In Chicago, one of Bowen’s doctoral students, Cheri Liu, took to the podium at her first national meeting to discuss her contribution to this line of research. She described her experiments showing that a sigma-2-binding compound kills human neuroblastoma cells much more effectively when cells are multiplying and spreading out than when they are quiescently huddled together in a tight clump.

“A sigma-2 therapy might be more relevant in cancer cells that are very rapidly proliferating,” Liu said. “It’s definitely an interesting target.”

Back in the brain, a Pittsburgh-based company called Cognition Therapeutics Inc. has found that the sigma-2 receptor may have a key role in Alzheimer’s disease. The company’s chief science officer, Susan Catalano, has found that a compound that binds with sigma-2 blocks amyloid beta peptides from damaging neurons. The compound has been able to improve brain function in an Alzheimer’s model in mice, according to the company.

It was Catalano who chaired the nanosympsium at the Society for Neuroscience. In a message announcing the event on an SfN message board, she wrote: “Please join us for a significant milestone in the history of neuroscience at SFN’s first-ever nanosymposium focused on the role of the sigma-2 receptor in the neurobiology of health and disease.”

A wide open field

What the nanosymposium contributed to that historical record was not only new findings, like Liu’s, but also wide-open questions.

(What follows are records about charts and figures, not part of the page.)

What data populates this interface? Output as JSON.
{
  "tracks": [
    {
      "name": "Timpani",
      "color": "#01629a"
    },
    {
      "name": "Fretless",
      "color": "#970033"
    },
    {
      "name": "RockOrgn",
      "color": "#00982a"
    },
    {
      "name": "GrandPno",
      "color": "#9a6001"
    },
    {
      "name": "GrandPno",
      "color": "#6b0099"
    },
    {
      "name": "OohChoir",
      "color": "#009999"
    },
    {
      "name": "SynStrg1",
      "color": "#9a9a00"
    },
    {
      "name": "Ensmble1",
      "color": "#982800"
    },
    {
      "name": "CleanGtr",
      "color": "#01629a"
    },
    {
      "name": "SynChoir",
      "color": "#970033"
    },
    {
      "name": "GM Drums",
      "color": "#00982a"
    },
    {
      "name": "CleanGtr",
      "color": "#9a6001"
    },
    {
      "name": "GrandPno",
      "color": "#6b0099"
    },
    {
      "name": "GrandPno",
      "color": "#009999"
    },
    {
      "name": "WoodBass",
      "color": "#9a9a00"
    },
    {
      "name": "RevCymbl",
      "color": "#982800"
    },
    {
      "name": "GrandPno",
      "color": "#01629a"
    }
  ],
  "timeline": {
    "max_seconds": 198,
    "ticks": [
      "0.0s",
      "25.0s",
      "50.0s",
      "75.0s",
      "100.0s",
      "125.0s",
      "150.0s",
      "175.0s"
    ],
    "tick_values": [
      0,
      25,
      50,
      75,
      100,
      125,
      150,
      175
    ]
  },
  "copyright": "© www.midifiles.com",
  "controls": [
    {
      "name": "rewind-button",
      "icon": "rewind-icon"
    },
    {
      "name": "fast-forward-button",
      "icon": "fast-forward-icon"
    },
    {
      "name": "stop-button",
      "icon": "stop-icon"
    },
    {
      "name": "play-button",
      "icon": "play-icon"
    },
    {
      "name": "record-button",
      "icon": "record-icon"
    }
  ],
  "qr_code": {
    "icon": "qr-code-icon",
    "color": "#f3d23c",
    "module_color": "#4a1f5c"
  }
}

One of them goes like this: “If expressing the sigma-2 receptor makes cancer cells so vulnerable, why do they express so much of it?”

Bowen’s doctoral student Hilary Nicholson offered a possible answer in her presentation, also a first on a national meeting stage. Her research shows that some synthetic compounds that bind the receptor cause cancer cells to shift their metabolic activity to a type that works well in low-oxygen environments, such as the kind they might experience as they grow and mutate and spread rapidly. Her paper was just published in the Journal of Pharmacology and Experimental Therapeutics.

“Now it may make sense why cancer is overexpressing this thing and we may know why when we’re targeting it, cells are dying: We’re shutting off this important metabolism pathway,” Nicholson said.

So just maybe that question is resolved — and, Nicholson notes, we may be able to use the findings to help other cells when oxygen is running low, as in a stroke.

But an even greater question still looms for sigma-2. No one has yet found a gene for the receptor protein, and Mach has found that it behaves very similarly to another protein PGRMC1. The controversy is whether the two receptors are actually the same, are related components in a larger protein complex, or are similar but distinct proteins. A few of the presentations took on that question directly, offering clear but seemingly opposed evidence.

“This has led to a major controversy which has led to some spirited discussions at poster sessions and so forth,” Bowen said. “Clearly there is some relationship between the two molecules.”

Back at Brown after the meeting, Bowen seemed excited about his journey with sigma-2, even if its very nature had been batted around at the podium. Certainly Bowen’s discovery has spawned many more, both among his own students and among colleagues around the world.

“I tell the undergrads, you never know what your discovery is going to do — and here we are 20 years later still working on the same protein,” Bowen said. “It’s very rewarding.”

Nicholson said she’s excited to be in Bowen’s lab.

“I find his passion for science inspiring and addicting,” she said. “He’s an incredible mentor. He instills in us this belief that what you are doing is important.”

After the nanosymposium, she noted, a reception followed. By her recollection, it was essentially in Bowen’s honor.